問題の学業だが明日から登校と言う事で、体調が優れなければ早退しても良いと言う事になっている。なお、明日は蓮家との話し合いがある為午前のみ。
いくら事情があるにせよ、長い事授業を受けていないと勉強に着いて行けなくなるからな。この後に起こるであろう事への不安はあるものの登校に関しては異論は無い。


「応急処置が早かったようだからね、最高級品質のポーションと治癒薬で殆どの怪我は治っている筈だよ。···あぁ、でも霧ヶ谷の話だと急速に治した事で怪我自体は治るけど暫く傷むかもしれないと言っていたね······痛い?」
「痛い······?くはない、かな」

どうやら薬類は霧ヶ谷さんが持ってきてくれたらしい。
俺を迎えに来た先輩が霧ヶ谷さんに連絡を取り用意してくれたようだ。
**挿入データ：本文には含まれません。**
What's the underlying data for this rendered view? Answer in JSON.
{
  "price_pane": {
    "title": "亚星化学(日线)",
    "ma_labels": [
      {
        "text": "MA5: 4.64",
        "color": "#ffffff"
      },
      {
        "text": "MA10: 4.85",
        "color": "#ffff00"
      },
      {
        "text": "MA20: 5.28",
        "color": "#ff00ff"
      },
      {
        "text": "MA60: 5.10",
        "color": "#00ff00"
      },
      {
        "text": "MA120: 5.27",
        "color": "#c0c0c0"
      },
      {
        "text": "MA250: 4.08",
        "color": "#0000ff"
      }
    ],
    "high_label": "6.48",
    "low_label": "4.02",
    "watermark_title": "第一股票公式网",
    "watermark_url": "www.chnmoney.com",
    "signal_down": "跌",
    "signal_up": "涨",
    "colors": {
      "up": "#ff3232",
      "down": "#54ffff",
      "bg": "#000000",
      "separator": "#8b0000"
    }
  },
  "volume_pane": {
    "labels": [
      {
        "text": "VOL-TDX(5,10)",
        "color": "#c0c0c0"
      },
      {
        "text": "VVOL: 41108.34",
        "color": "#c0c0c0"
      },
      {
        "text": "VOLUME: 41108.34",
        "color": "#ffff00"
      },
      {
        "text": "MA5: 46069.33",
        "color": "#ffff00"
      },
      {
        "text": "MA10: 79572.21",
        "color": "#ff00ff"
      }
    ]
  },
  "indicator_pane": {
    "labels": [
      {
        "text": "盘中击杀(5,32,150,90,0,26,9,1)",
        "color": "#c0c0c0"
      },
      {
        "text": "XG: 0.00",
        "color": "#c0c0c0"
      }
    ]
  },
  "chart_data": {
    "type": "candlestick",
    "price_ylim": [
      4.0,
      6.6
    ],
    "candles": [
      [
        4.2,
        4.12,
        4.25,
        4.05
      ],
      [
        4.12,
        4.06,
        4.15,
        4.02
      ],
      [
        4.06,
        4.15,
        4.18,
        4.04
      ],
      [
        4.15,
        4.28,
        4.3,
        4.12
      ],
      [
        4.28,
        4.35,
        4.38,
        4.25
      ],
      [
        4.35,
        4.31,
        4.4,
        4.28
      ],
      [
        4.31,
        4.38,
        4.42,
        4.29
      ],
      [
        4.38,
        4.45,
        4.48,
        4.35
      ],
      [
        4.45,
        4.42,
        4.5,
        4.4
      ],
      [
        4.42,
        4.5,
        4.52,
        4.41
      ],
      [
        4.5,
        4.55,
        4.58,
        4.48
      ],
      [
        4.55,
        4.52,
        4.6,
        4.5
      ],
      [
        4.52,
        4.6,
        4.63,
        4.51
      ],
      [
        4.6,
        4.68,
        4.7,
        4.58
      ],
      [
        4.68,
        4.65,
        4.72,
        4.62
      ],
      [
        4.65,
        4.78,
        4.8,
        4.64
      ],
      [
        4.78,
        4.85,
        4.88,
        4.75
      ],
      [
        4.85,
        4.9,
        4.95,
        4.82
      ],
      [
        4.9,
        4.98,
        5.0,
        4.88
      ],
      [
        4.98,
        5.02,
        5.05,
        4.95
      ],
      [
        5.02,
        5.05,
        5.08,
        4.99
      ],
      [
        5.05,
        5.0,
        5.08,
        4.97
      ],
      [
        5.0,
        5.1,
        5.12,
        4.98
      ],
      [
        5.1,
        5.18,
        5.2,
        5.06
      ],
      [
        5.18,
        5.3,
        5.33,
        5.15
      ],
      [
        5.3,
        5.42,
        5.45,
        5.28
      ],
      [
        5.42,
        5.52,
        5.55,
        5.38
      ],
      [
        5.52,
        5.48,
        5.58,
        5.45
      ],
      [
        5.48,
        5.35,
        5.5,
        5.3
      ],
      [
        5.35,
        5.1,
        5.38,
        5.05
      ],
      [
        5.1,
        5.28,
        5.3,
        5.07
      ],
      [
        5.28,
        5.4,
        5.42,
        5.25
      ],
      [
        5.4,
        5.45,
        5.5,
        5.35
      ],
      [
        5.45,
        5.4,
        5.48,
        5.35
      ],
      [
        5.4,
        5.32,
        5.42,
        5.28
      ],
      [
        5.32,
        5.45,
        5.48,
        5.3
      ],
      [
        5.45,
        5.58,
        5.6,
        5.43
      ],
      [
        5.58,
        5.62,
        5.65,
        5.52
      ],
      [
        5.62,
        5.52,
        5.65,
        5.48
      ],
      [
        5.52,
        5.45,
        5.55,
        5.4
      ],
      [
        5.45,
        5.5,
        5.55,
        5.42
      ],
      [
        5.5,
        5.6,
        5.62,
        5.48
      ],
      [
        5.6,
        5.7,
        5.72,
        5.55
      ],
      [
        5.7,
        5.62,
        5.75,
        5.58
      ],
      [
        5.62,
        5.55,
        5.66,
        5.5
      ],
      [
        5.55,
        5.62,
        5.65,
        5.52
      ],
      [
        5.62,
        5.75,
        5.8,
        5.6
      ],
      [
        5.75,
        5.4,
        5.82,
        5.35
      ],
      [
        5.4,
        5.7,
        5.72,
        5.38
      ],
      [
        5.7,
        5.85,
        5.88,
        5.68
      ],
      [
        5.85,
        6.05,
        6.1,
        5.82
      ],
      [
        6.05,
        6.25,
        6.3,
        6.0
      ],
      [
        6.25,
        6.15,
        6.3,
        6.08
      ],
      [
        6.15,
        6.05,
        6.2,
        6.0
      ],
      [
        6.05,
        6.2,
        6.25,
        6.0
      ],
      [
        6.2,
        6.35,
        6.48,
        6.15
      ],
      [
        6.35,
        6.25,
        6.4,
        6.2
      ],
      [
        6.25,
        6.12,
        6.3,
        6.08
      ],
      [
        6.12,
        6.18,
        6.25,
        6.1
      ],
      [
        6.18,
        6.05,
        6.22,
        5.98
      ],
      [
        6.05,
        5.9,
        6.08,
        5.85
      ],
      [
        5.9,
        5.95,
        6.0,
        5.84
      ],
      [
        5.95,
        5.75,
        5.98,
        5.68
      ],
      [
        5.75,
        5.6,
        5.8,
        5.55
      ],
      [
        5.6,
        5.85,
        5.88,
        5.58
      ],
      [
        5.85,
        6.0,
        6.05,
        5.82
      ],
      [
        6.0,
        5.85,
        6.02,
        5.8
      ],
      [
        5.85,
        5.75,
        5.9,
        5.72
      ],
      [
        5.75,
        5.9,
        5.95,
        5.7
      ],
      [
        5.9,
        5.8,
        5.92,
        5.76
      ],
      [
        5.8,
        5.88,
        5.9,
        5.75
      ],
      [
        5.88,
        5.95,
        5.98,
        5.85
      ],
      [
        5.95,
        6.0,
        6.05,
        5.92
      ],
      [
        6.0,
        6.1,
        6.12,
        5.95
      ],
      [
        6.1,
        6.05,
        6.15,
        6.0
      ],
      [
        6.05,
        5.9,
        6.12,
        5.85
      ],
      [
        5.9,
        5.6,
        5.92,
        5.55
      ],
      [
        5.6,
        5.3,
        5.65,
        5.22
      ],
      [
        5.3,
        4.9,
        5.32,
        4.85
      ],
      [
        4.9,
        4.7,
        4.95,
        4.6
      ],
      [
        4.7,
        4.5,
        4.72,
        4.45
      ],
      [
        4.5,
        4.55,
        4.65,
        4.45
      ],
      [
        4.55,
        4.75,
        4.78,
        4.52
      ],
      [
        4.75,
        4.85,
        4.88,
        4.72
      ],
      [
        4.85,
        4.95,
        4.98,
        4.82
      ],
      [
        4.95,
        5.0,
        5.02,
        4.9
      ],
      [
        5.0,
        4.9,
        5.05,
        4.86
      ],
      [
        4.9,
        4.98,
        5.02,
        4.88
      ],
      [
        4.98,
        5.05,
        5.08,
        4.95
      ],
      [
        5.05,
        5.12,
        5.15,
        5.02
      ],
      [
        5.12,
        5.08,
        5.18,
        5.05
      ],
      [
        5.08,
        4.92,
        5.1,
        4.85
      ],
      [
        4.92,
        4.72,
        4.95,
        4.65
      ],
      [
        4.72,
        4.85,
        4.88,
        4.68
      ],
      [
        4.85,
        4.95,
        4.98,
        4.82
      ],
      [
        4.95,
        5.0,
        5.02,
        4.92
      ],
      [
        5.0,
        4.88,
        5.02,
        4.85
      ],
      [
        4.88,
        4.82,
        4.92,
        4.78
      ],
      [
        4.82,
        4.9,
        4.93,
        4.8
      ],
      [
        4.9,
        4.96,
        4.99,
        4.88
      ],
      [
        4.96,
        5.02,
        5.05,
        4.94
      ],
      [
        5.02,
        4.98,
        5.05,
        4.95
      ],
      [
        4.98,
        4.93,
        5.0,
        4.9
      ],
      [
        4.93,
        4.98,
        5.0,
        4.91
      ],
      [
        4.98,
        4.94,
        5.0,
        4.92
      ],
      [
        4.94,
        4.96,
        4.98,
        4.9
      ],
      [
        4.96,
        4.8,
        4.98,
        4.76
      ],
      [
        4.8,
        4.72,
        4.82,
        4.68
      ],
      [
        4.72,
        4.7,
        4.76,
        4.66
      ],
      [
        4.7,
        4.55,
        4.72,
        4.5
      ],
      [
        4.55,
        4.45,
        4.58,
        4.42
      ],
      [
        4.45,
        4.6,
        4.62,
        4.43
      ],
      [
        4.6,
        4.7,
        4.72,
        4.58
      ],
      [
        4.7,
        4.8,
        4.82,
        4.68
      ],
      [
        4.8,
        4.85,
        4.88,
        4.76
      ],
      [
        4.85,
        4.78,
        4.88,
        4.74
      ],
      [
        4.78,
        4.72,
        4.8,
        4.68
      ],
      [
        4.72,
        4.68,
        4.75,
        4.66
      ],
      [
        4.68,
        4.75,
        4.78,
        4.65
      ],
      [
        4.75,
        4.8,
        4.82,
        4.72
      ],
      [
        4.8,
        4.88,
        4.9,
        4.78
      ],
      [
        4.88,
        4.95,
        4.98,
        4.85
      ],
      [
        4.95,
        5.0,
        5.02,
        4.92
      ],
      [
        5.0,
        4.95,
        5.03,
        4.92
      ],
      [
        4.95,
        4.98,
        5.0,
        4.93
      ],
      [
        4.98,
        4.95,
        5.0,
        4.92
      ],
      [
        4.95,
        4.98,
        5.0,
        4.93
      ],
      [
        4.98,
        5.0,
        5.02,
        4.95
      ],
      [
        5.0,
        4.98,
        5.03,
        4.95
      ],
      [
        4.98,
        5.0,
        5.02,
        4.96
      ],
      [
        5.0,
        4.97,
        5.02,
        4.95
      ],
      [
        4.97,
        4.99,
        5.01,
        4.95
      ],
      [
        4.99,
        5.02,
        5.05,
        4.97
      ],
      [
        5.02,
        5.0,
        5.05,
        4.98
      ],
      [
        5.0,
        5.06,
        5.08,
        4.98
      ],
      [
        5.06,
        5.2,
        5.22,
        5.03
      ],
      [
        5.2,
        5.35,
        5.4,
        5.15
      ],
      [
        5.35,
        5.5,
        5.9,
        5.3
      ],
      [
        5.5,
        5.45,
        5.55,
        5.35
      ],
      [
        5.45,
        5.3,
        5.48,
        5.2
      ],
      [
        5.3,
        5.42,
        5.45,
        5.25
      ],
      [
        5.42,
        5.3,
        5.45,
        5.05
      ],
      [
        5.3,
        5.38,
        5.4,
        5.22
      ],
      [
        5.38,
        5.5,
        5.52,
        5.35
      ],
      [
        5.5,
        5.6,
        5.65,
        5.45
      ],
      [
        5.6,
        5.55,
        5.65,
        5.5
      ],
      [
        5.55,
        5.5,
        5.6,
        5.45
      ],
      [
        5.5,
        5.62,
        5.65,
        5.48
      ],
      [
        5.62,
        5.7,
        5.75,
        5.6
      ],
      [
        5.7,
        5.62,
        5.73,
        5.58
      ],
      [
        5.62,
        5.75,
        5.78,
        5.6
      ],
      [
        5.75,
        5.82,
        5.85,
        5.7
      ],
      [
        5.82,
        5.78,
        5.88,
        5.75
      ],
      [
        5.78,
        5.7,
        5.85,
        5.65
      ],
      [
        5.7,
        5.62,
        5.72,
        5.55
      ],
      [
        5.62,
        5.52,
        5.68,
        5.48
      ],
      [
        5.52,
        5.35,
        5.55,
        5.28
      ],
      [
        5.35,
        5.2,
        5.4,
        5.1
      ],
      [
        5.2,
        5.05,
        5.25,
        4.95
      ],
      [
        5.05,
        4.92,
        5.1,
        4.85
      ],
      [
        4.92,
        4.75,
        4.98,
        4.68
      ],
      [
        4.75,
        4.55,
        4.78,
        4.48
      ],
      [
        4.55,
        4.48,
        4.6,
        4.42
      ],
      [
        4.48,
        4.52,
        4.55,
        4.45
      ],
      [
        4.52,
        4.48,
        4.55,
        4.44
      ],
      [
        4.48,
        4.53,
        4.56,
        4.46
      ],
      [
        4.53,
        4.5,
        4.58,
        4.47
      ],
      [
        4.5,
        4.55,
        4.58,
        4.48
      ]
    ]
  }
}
薬類の詳しい説明も霧ヶ谷さんから聞いたと兄貴は言う。
兄と向かい合ったまま、手のひらをグーパーしてみたりヒビの入ったと言う肋骨の付近を撫でてみたが、鈍痛に似た違和感はあるものの痛みといった痛みは感じられない。
それもそうだ、痛みがあったら初めから自分の部屋からこの書斎まで広い屋敷を歩いて行けるはずがない。
しかし全身に鋭い木片を浴びた楼透と比べれば俺の怪我なんて···。

「ッ、、、俺よりもっ!······楼透の怪我は?」

兄の両肩を掴み答えを急かした。
明日には楼透もこちらへ来るらしいが、怪我の具合が知りたい。命に別状が無くとも俺の目の前で起こった惨状からすれば怪我の程度が心配になる。俺と同じようにポーションと治癒薬で快癒したのか、直ぐに動いても大丈夫なのか、後遺症とかは無いのか。短時間だったのかもしれないがあの出血量だ、心配にならない方がおかしい。

「······、それは」

俺の問いに兄は言葉を濁した。
途端に表情を曇らせた兄貴に俺は不安を感じる。
大丈夫なんだよな?コクヨウ、お前を信じた俺は間違って無いよな?
俺は兄貴に縋るように続く答えを待った。